Rohit Sharma
Rohit Sharma

Reputation: 6500

How do i specify the min bound of an Integer

I am trying to solve an exercise question from the Haskell Book and wondering what minimum value should I specify in the start accumulator so I can find Max of DBNumber using foldr?

I can't specify minBound::Integer as there is no lower bound. I can probably find this by other means but wondering if i can use foldr as below?

import Data.Time

data DatabaseItem = DbString String | DbNumber Integer | DbDate UTCTime deriving (Eq, Ord, Show)

theDatabase :: [DatabaseItem]
theDatabase = [DbDate (UTCTime (fromGregorian 1911 5 1) 
                      (secondsToDiffTime 34123)),
               DbNumber -9001,
               DbString "Hello World",
               DbNumber -9002,
               DbNumber -109001,
               DbDate (UTCTime (fromGregorian 1921 5 1) (secondsToDiffTime 34123))]

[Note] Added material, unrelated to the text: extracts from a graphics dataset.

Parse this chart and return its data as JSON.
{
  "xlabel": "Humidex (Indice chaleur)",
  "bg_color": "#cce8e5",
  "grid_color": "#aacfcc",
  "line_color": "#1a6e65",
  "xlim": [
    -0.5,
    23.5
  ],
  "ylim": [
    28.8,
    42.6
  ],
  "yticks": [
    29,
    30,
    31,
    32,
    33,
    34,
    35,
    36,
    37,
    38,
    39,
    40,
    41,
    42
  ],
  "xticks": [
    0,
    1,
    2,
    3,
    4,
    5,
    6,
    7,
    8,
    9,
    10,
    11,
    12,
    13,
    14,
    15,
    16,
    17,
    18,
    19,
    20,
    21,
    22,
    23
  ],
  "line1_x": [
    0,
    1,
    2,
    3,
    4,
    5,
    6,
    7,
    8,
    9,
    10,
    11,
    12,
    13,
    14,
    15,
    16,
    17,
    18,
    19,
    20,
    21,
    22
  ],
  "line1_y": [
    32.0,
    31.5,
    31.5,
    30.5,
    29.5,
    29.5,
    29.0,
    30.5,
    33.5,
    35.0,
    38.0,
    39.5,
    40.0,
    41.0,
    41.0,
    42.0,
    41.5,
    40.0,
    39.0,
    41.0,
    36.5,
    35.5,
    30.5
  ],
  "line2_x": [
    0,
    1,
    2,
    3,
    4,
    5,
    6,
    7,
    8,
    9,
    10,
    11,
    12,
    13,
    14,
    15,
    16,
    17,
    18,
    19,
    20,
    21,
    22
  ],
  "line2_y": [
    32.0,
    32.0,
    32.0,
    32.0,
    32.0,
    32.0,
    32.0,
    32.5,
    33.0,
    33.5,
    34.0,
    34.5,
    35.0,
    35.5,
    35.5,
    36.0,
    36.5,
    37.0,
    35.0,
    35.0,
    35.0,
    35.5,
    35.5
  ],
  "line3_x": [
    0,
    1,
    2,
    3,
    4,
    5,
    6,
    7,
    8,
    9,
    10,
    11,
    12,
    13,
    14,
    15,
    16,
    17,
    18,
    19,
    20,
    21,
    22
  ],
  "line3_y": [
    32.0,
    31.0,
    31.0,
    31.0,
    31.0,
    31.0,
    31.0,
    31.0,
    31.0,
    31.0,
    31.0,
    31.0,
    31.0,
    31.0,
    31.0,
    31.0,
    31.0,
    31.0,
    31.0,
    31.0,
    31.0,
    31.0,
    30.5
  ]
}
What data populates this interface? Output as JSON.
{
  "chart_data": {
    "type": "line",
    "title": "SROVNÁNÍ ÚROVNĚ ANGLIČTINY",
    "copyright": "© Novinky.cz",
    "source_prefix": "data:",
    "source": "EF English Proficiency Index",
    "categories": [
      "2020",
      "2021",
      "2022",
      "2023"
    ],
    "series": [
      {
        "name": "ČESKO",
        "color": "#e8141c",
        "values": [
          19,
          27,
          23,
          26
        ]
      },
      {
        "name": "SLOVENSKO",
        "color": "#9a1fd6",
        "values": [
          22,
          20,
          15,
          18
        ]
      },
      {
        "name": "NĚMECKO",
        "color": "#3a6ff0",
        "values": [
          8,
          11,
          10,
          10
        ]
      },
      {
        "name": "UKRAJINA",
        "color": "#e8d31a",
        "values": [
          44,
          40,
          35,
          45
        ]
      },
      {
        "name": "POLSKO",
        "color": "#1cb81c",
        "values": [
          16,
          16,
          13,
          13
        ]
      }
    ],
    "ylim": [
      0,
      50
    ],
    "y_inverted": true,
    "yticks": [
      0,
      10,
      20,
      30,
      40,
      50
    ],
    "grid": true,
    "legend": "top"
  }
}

maxDbNumber xs = foldr (\x y -> case x of 
                       DbNumber z | z > y -> z
                       otherwise -> y) (minBound::Integer) xs

Upvotes: 1

Views: 350

Answers (1)

Jon Purdy
Jon Purdy

Reputation: 55069

Not terribly elegant, but not complicated either—you could use the fact that Nothing < Just x for any x:

foldr (\x acc -> case x of
  DbNumber z -> Just z `max` acc
  _ -> acc) Nothing xs

This could be written a little more compactly by defining a function to extract the number if present:

fromDbNumber :: DatabaseItem -> Maybe Integer
fromDbNumber (DbNumber z) = Just z
fromDbNumber _ = Nothing

maxDbNumber = foldr (max . fromDbNumber) Nothing

The point-free max . fromDbNumber is derived like so:

-- Original:
\x acc -> max (fromDbNumber x) acc

-- Eta-reduce:
\x -> max (fromDbNumber x)

-- Definition of ‘(.)’:
max . fromDbNumber

This changes the result to Maybe Integer, of course, but this is appropriate: you need to do something to handle the case where there is no maximum, even if it’s just returning a default value.